Aubrey, Car Wash, Tenderness, Comin' In & Out Of Your Life, Middle Of The Road, Take It On The Run, It Hurts To Be Sixteen...what a dumb station! Where are Happy Together and Brown Eyed Girl and Oh Pretty Woman and Do Wah Diddy Diddy and Na Na Hey Hey Kiss Him Goodbye?

(I hope David understands my satire there. I'm afraid he'll take me seriously and then he'll say, "See? People don't want obscure songs---they want to hear the same few big hits over and over and over!" :D )
 
LARadioRewind said:
Aubrey, Car Wash, Tenderness, Comin' In & Out Of Your Life, Middle Of The Road, Take It On The Run, It Hurts To Be Sixteen...what a dumb station! Where are Happy Together and Brown Eyed Girl and Oh Pretty Woman and Do Wah Diddy Diddy and Na Na Hey Hey Kiss Him Goodbye?

(I hope David understands my satire there. I'm afraid he'll take me seriously and then he'll say, "See? People don't want obscure songs---they want to hear the same few big hits over and over and over!" :D )

I played those last week when I wasn't streaming. They'll be back in four weeks.
 
So your station is just like all the others: you play Happy Together and Brown Eyed Girl and Oh Pretty Woman every four hours!

Oh wait...you said "four weeks." My mistake.

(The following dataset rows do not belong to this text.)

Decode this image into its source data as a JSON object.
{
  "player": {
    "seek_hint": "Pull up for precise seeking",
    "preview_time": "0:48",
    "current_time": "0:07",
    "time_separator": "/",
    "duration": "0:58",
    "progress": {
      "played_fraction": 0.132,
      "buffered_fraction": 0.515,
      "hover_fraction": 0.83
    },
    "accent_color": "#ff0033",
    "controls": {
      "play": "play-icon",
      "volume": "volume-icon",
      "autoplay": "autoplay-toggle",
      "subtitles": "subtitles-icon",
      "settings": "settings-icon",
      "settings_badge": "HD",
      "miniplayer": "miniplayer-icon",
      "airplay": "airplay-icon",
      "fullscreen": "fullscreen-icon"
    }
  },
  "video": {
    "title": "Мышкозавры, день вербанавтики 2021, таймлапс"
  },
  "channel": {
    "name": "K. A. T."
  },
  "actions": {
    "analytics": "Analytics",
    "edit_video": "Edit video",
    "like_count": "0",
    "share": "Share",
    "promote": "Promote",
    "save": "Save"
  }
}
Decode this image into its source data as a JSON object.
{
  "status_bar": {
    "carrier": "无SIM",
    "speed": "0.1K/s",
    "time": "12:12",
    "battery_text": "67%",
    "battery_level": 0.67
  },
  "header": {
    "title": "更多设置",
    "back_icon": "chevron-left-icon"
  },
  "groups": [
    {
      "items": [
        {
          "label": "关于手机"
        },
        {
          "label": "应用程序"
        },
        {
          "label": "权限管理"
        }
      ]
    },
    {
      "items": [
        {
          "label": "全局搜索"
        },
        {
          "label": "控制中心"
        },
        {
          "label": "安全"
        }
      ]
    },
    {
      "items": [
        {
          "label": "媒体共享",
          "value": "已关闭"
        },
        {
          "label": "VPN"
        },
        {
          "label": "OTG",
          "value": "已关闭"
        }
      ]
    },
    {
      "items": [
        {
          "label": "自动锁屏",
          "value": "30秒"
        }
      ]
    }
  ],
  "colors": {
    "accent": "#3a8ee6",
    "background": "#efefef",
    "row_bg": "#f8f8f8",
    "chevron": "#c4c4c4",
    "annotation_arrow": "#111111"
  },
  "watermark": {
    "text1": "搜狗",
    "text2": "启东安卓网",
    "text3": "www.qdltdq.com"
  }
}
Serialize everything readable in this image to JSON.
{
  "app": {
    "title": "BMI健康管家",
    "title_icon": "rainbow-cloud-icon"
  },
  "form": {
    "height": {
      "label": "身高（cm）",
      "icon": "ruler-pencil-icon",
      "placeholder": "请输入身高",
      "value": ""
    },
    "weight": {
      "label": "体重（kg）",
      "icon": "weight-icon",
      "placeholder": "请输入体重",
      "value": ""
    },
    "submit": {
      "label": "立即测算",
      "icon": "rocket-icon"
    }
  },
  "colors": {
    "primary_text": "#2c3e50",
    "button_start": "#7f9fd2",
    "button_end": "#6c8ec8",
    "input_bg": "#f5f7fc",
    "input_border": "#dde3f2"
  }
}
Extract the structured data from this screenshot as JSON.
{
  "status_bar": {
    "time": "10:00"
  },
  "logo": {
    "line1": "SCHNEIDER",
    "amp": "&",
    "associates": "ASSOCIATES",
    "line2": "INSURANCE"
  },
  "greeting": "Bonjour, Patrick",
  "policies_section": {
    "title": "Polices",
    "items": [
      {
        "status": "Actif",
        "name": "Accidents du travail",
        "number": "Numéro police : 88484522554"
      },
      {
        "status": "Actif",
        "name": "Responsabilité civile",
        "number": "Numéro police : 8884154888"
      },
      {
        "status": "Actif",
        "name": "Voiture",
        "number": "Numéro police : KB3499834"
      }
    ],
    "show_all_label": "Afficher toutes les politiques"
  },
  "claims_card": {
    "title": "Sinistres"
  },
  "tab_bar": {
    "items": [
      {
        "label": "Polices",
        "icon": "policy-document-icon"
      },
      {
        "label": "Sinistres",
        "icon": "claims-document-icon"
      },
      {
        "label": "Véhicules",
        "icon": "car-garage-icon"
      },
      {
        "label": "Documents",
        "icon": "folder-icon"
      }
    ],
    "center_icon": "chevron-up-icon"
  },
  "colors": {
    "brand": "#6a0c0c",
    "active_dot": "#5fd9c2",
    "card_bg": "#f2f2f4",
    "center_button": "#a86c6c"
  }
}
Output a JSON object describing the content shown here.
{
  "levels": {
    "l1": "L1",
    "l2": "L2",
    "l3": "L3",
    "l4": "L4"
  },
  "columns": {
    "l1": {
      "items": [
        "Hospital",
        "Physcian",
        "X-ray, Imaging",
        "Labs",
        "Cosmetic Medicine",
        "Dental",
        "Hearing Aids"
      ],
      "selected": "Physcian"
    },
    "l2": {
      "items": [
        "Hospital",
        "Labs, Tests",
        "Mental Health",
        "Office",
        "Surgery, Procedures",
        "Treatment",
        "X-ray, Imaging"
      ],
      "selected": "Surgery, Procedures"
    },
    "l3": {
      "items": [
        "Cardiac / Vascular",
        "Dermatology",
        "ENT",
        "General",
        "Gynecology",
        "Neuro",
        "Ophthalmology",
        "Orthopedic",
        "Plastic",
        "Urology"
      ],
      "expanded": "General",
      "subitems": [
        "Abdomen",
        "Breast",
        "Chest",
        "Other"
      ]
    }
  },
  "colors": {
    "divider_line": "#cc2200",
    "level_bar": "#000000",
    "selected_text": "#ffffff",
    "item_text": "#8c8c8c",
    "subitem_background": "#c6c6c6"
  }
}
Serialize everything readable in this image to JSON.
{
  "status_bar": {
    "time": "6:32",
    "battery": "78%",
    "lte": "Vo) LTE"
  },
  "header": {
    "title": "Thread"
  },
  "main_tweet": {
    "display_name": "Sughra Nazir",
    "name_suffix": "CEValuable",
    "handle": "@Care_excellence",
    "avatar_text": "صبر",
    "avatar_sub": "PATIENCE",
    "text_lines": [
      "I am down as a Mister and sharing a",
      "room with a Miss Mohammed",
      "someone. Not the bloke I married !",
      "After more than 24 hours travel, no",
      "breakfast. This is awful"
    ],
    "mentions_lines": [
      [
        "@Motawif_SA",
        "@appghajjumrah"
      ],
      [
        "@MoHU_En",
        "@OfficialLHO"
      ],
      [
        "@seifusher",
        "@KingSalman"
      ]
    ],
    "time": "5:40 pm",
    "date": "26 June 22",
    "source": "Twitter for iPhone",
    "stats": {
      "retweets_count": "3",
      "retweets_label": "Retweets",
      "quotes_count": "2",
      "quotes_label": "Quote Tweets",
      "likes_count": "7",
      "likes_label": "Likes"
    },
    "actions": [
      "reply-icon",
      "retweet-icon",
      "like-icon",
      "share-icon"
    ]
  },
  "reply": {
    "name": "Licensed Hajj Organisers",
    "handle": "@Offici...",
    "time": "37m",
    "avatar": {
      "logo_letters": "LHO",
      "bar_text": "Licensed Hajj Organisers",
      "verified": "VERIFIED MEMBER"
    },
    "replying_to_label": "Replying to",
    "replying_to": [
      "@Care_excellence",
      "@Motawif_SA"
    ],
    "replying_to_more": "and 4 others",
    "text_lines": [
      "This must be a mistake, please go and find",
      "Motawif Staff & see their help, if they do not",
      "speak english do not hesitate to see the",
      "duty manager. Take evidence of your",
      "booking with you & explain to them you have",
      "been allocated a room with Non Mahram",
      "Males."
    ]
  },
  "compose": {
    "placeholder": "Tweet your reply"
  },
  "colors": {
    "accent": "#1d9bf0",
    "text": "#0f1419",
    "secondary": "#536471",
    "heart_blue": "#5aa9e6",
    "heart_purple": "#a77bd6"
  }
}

In 2004-05 KSUR, located in Mission Hills but licensed to the ritzier-sounding Beverly Hills, simulcast a 1950s-60s oldies with XESUR-Tijuana. "Oldies 1260 & 540" played almost every top-40 pop hit from 1955 to 1969. The emphasis was on lower-charting songs; if a song was regularly played on FM oldies station KRTH, it would be heard on KSUR only once a week. They took requests too. John Regan had a weekend doo-wop show and didn't have a copy of the Harps' Marie but he tracked down a copy and played it in response to my request. Wow! Unfortunately the station was---and still is---owned by Saul Levine, who tends to change formats every year or two. The oldies gave way to standards in 2005; the station is now classical. We need to have a greater number of independent station owners who aren't afraid to play what we want instead of telling us that "nobody wants to hear those old songs anymore."